UCL Department of Science, Technology, Engineering and Public Policy


STEaPP-led research exposes cybersecurity risks in fitness trackers and children’s toys

21 April 2021

A report by researchers from UCL STEaPP and PETRAS National Centre of Excellence has found that fitness devices and children’s smart toys, as well as other connected devices, can be easily manipulated by domestic abusers seeking to access private information and control victims.

DCMS report

As the use of fitness trackers during subsequent lockdowns has surged, experts are raising concerns about their safety and ability to reveal personal information about people’s bodies, homes and their movements.

Medical devices with similar capabilities are heavily regulated, but there is a grey zone between these and fitness devices which has resulted in a regulatory loophole.

In the report, commissioned by the Department for Culture, Media & Sport (DCMS), Dr Saheli Datta Burton, Dr Leonie Tanczer, Professor Madeline Carr and Dr Srinidhi Vasudevan from UCL STEaPP and Professor Stephen Hailes, UCL Computer Science, analyse the issues around fitness devices and set out the necessary steps to secure them for consumers. The researchers are also part of the PETRAS National Centre of Excellence, who helped to co-ordinate the report.

Lead author Dr Saheli Datta Burton (UCL STEaPP) explained: “We as consumers need to be more demanding about the safety and security of fitness devices that are increasingly becoming a part of our daily lives. It’s important we know who else can read our information, how it’s being processed, whether the readings can be changed to cause harm and what manufacturers and regulators are doing to protect us.

“It’s also important that we understand what the margin of error is when fitness trackers read our data, for example when they monitor our heartbeat. These are unlikely to be as accurate as more heavily regulated medical devices and could pose a safety risk.”

Similarly, children’s toys connected to the internet which can be controlled using a smartphone app, voice commands or a Bluetooth connection are coming under scrutiny because of privacy concerns from insecure wireless connections, their ability to track children’s movements and poor data protection, rendering them easy to hack into.

For example, security experts have discovered it is possible to access voice recordings stored in toys with microphones without providing authentication. The ease at which toys can be hacked into also raises concerns about exposing children to online grooming and bullying, which is currently seen as mainly a smartphone and computer issue.

With the market for connected toys expected to double to US$18bn by 2023, the report’s findings also raise ethical questions about normalising increasingly intrusive modes of surveillance, packaged in toys such as internet-connected action figures and dolls, robotic toys and learning toys.

The authors highlight a weak commitment to basic cybersecurity standards by a majority of manufacturers of smart devices, which often lack basic features such as inbuilt encryption, password protection before distribution, user authentication, regular audits and assessments.

The ONS estimates that domestic abuse affected an estimated 5.7% of adults (2.4million) in England and Wales in the last year, with the vast majority of cases involving a partner. Women also account for 82% of victims and survivors of intimate partner homicide cases.

Co-author Dr Leonie Tanczer (UCL STEaPP) said: “Technology-facilitated abuse in the context of intimate partner violence requires our urgent attention.
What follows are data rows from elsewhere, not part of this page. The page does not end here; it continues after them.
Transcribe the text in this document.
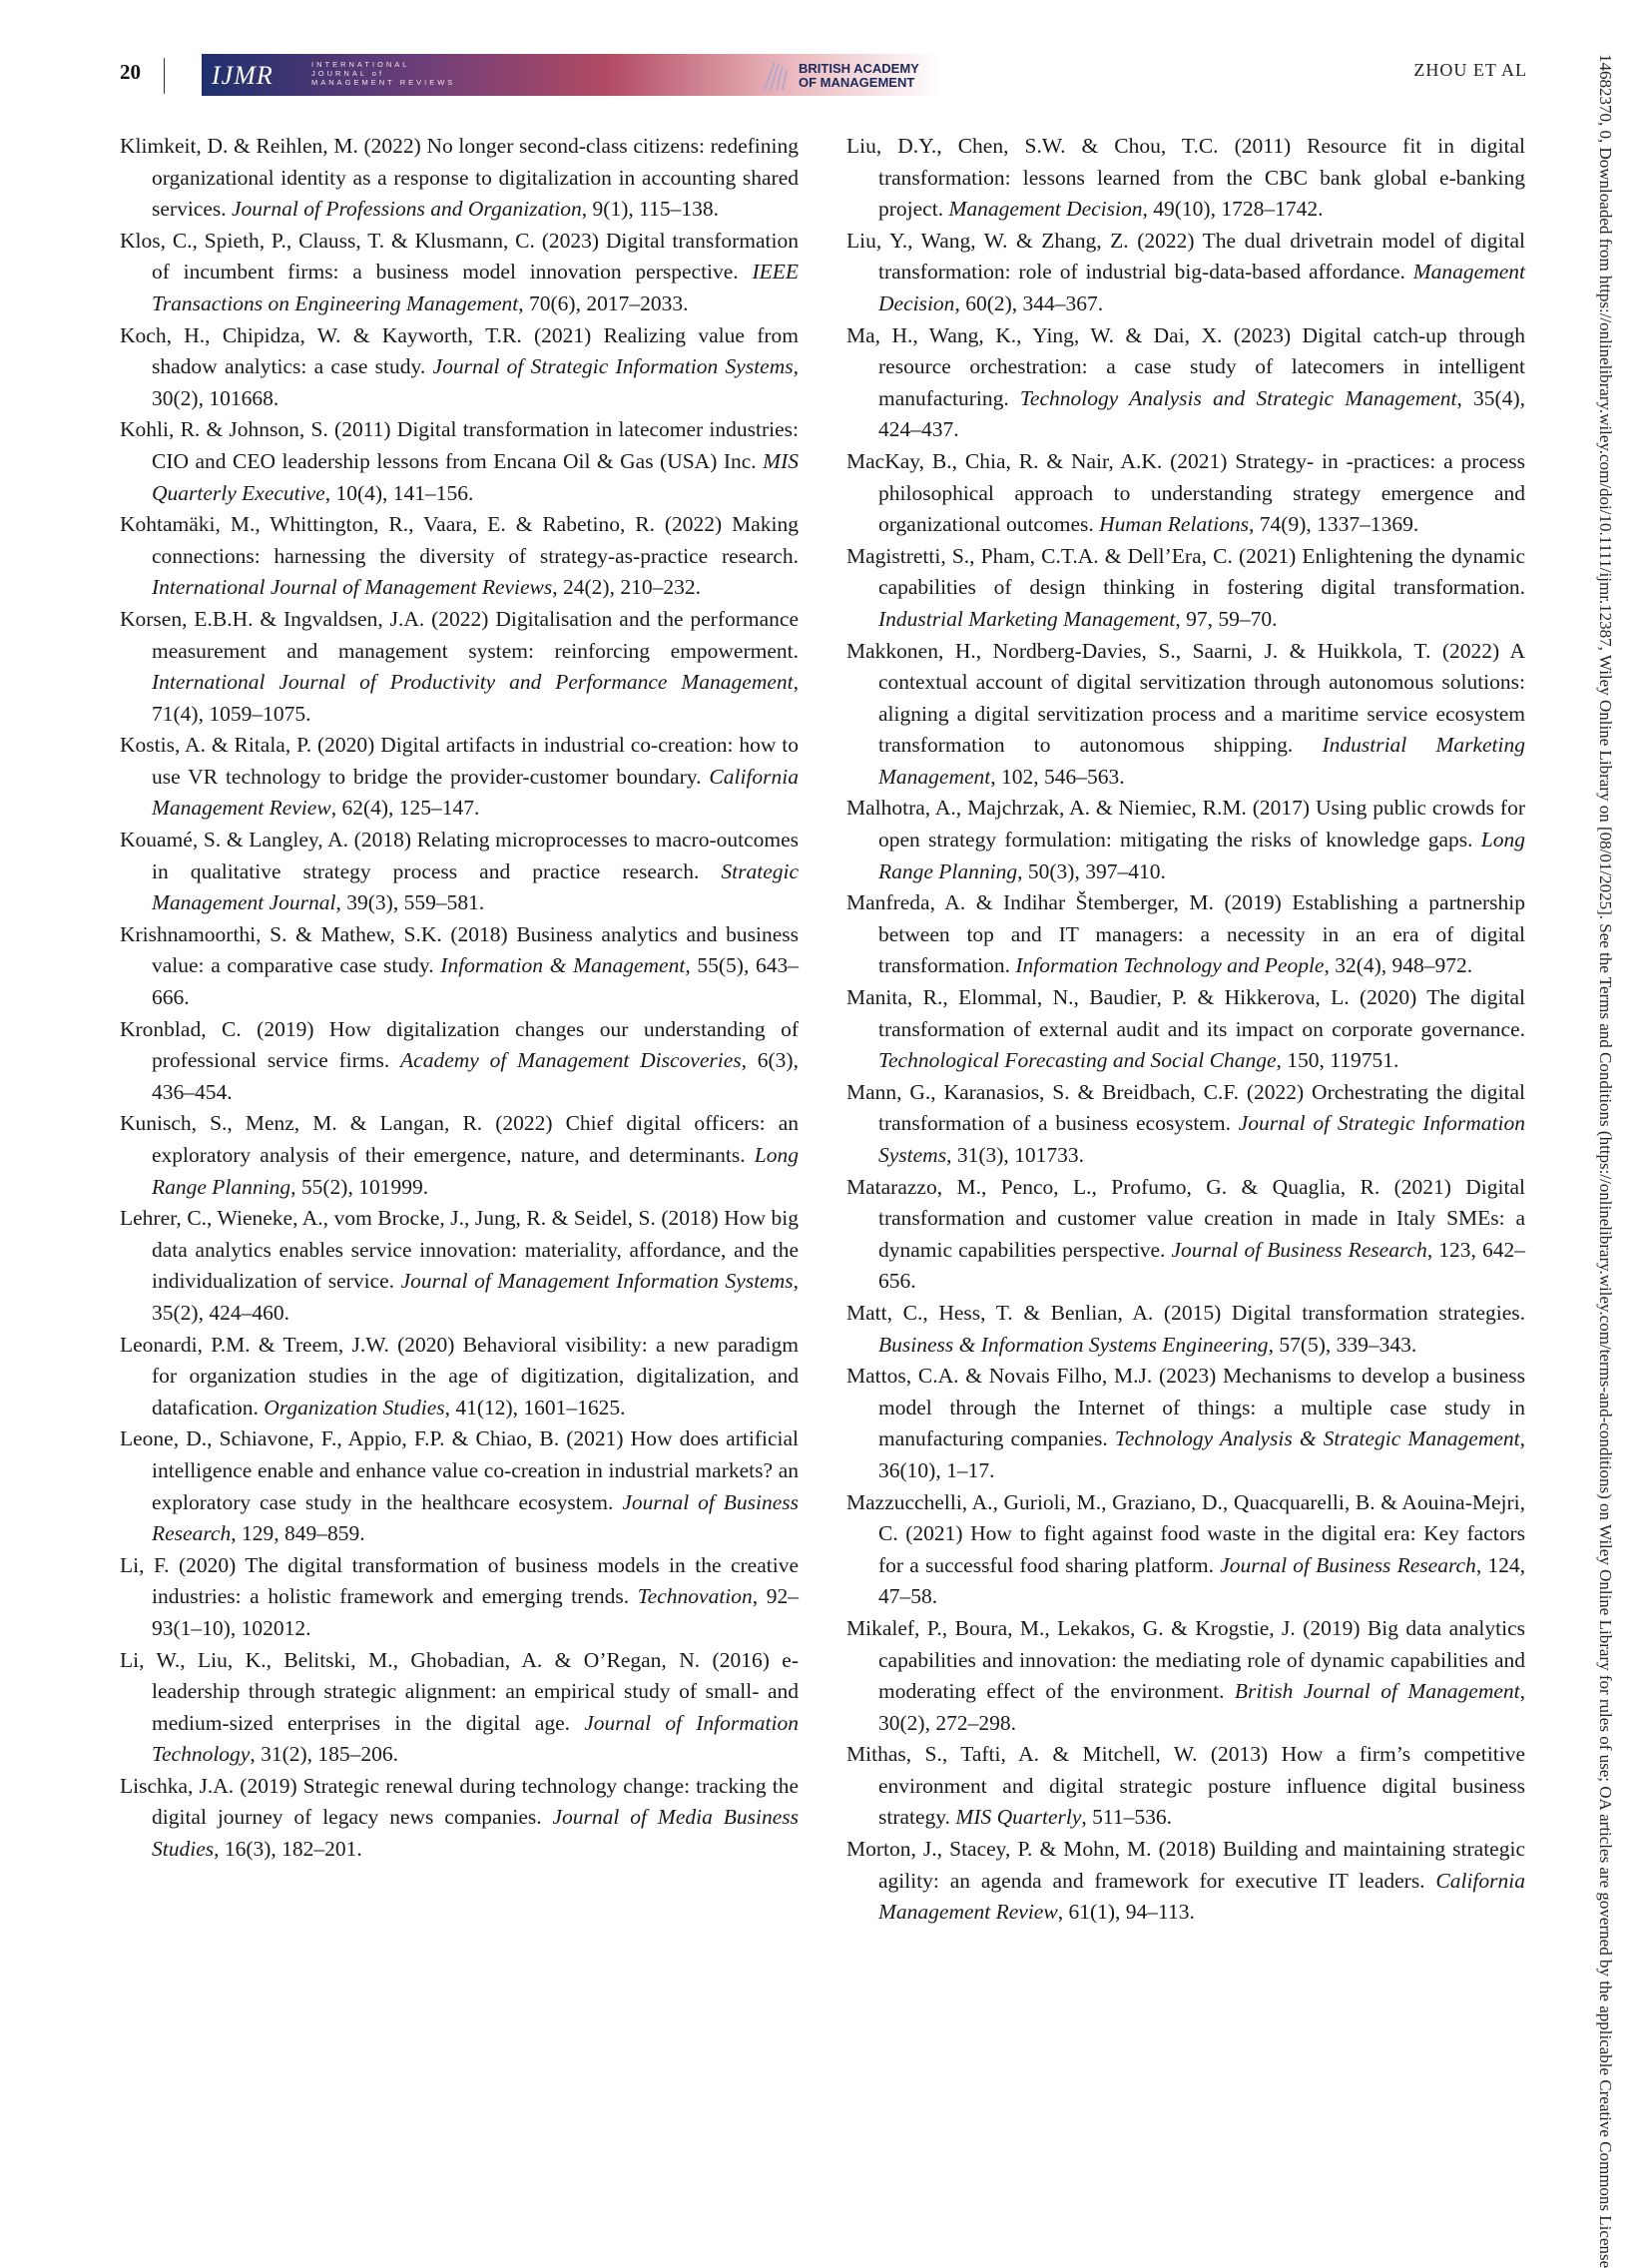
20	IJMR	INTERNATIONAL
JOURNAL of
MANAGEMENT REVIEWS
BRITISH ACADEMY
OF MANAGEMENT
ZHOU ET AL

Klimkeit, D. & Reihlen, M. (2022) No longer second-class citizens: redefining organizational identity as a response to digitalization in accounting shared services. Journal of Professions and Organization, 9(1), 115–138.

Klos, C., Spieth, P., Clauss, T. & Klusmann, C. (2023) Digital transformation of incumbent firms: a business model innovation perspective. IEEE Transactions on Engineering Management, 70(6), 2017–2033.

Koch, H., Chipidza, W. & Kayworth, T.R. (2021) Realizing value from shadow analytics: a case study. Journal of Strategic Information Systems, 30(2), 101668.

Kohli, R. & Johnson, S. (2011) Digital transformation in latecomer industries: CIO and CEO leadership lessons from Encana Oil & Gas (USA) Inc. MIS Quarterly Executive, 10(4), 141–156.

Kohtamäki, M., Whittington, R., Vaara, E. & Rabetino, R. (2022) Making connections: harnessing the diversity of strategy-as-practice research. International Journal of Management Reviews, 24(2), 210–232.

Korsen, E.B.H. & Ingvaldsen, J.A. (2022) Digitalisation and the performance measurement and management system: reinforcing empowerment. International Journal of Productivity and Performance Management, 71(4), 1059–1075.

Kostis, A. & Ritala, P. (2020) Digital artifacts in industrial co-creation: how to use VR technology to bridge the provider-customer boundary. California Management Review, 62(4), 125–147.

Kouamé, S. & Langley, A. (2018) Relating microprocesses to macro-outcomes in qualitative strategy process and practice research. Strategic Management Journal, 39(3), 559–581.

Krishnamoorthi, S. & Mathew, S.K. (2018) Business analytics and business value: a comparative case study. Information & Management, 55(5), 643–666.

Kronblad, C. (2019) How digitalization changes our understanding of professional service firms. Academy of Management Discoveries, 6(3), 436–454.

Kunisch, S., Menz, M. & Langan, R. (2022) Chief digital officers: an exploratory analysis of their emergence, nature, and determinants. Long Range Planning, 55(2), 101999.

Lehrer, C., Wieneke, A., vom Brocke, J., Jung, R. & Seidel, S. (2018) How big data analytics enables service innovation: materiality, affordance, and the individualization of service. Journal of Management Information Systems, 35(2), 424–460.

Leonardi, P.M. & Treem, J.W. (2020) Behavioral visibility: a new paradigm for organization studies in the age of digitization, digitalization, and datafication. Organization Studies, 41(12), 1601–1625.

Leone, D., Schiavone, F., Appio, F.P. & Chiao, B. (2021) How does artificial intelligence enable and enhance value co-creation in industrial markets? an exploratory case study in the healthcare ecosystem. Journal of Business Research, 129, 849–859.

Li, F. (2020) The digital transformation of business models in the creative industries: a holistic framework and emerging trends. Technovation, 92–93(1–10), 102012.

Li, W., Liu, K., Belitski, M., Ghobadian, A. & O’Regan, N. (2016) e-leadership through strategic alignment: an empirical study of small- and medium-sized enterprises in the digital age. Journal of Information Technology, 31(2), 185–206.

Lischka, J.A. (2019) Strategic renewal during technology change: tracking the digital journey of legacy news companies. Journal of Media Business Studies, 16(3), 182–201.

Liu, D.Y., Chen, S.W. & Chou, T.C. (2011) Resource fit in digital transformation: lessons learned from the CBC bank global e-banking project. Management Decision, 49(10), 1728–1742.

Liu, Y., Wang, W. & Zhang, Z. (2022) The dual drivetrain model of digital transformation: role of industrial big-data-based affordance. Management Decision, 60(2), 344–367.

Ma, H., Wang, K., Ying, W. & Dai, X. (2023) Digital catch-up through resource orchestration: a case study of latecomers in intelligent manufacturing. Technology Analysis and Strategic Management, 35(4), 424–437.

MacKay, B., Chia, R. & Nair, A.K. (2021) Strategy- in -practices: a process philosophical approach to understanding strategy emergence and organizational outcomes. Human Relations, 74(9), 1337–1369.

Magistretti, S., Pham, C.T.A. & Dell’Era, C. (2021) Enlightening the dynamic capabilities of design thinking in fostering digital transformation. Industrial Marketing Management, 97, 59–70.

Makkonen, H., Nordberg-Davies, S., Saarni, J. & Huikkola, T. (2022) A contextual account of digital servitization through autonomous solutions: aligning a digital servitization process and a maritime service ecosystem transformation to autonomous shipping. Industrial Marketing Management, 102, 546–563.

Malhotra, A., Majchrzak, A. & Niemiec, R.M. (2017) Using public crowds for open strategy formulation: mitigating the risks of knowledge gaps. Long Range Planning, 50(3), 397–410.

Manfreda, A. & Indihar Štemberger, M. (2019) Establishing a partnership between top and IT managers: a necessity in an era of digital transformation. Information Technology and People, 32(4), 948–972.

Manita, R., Elommal, N., Baudier, P. & Hikkerova, L. (2020) The digital transformation of external audit and its impact on corporate governance. Technological Forecasting and Social Change, 150, 119751.

Mann, G., Karanasios, S. & Breidbach, C.F. (2022) Orchestrating the digital transformation of a business ecosystem. Journal of Strategic Information Systems, 31(3), 101733.

Matarazzo, M., Penco, L., Profumo, G. & Quaglia, R. (2021) Digital transformation and customer value creation in made in Italy SMEs: a dynamic capabilities perspective. Journal of Business Research, 123, 642–656.

Matt, C., Hess, T. & Benlian, A. (2015) Digital transformation strategies. Business & Information Systems Engineering, 57(5), 339–343.

Mattos, C.A. & Novais Filho, M.J. (2023) Mechanisms to develop a business model through the Internet of things: a multiple case study in manufacturing companies. Technology Analysis & Strategic Management, 36(10), 1–17.

Mazzucchelli, A., Gurioli, M., Graziano, D., Quacquarelli, B. & Aouina-Mejri, C. (2021) How to fight against food waste in the digital era: Key factors for a successful food sharing platform. Journal of Business Research, 124, 47–58.

Mikalef, P., Boura, M., Lekakos, G. & Krogstie, J. (2019) Big data analytics capabilities and innovation: the mediating role of dynamic capabilities and moderating effect of the environment. British Journal of Management, 30(2), 272–298.

Mithas, S., Tafti, A. & Mitchell, W. (2013) How a firm’s competitive environment and digital strategic posture influence digital business strategy. MIS Quarterly, 511–536.

Morton, J., Stacey, P. & Mohn, M. (2018) Building and maintaining strategic agility: an agenda and framework for executive IT leaders. California Management Review, 61(1), 94–113.	14682370, 0, Downloaded from https://onlinelibrary.wiley.com/doi/10.1111/ijmr.12387, Wiley Online Library on [08/01/2025]. See the Terms and Conditions (https://onlinelibrary.wiley.com/terms-and-conditions) on Wiley Online Library for rules of use; OA articles are governed by the applicable Creative Commons License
The misuse of digital systems for the purpose of monitoring, harassing and restricting victims and survivors of domestic abuse is sadly here to stay and will only increase as smart, internet-connected devices become more widespread.

“I see a unique opportunity for legislators to intervene in the emerging Internet of Things market. IoT devices and services are not yet widespread enough to make it impossible to change safety, security, and privacy requirements. So I am hopeful that our report will bring attention to problems that – if not addressed soon – may haunt us for a very long time.”

The UK has been proactive in reviewing regulatory frameworks and best practices to support the ongoing development of connected devices (often referred to as the Internet of Things – IoT) to be safe and secure for consumers. The DCMS has developed the Code of Practice for Secure IoT Consumer Devices (CoP) with support from the National Centre of Excellence for IoT Systems.

The work is ongoing and the next phase of research will look to analyse how widely the CoP has been taken up since publication in March 2018.

The British Toy and Hobby Association, which represents the toy manufacturing industry, has responded by offering a range of guidance and called on members to adopt these, but the report’s authors stress that more needs to be done at manufacturer level to safeguard children’s toys.

They recommend a wider adoption of the CoP by manufacturers and uptake of the European Standards Organisation’s technical specification, which has been designed to bring together good practice in consumer IoT security and to meet European and wider global needs.

In the US, state agencies are held responsible for their own cybersecurity. Self-regulation is common in the private sector, and led by a patchwork of industry-led associations with stated cybersecurity mission statements. However, within these associations, market and revenue goals sometimes take precedence over mission statements. This is particularly problematic as oversight bodies in this area such as the US Consumer Products Safety Commission (CPSC), which are often underfunded, often rely on trade or industry associations’ resources to carry out their work.

The report, The UK Code of Practice for Consumer IoT Security: where we are and what next, can be downloaded from the DCMS website.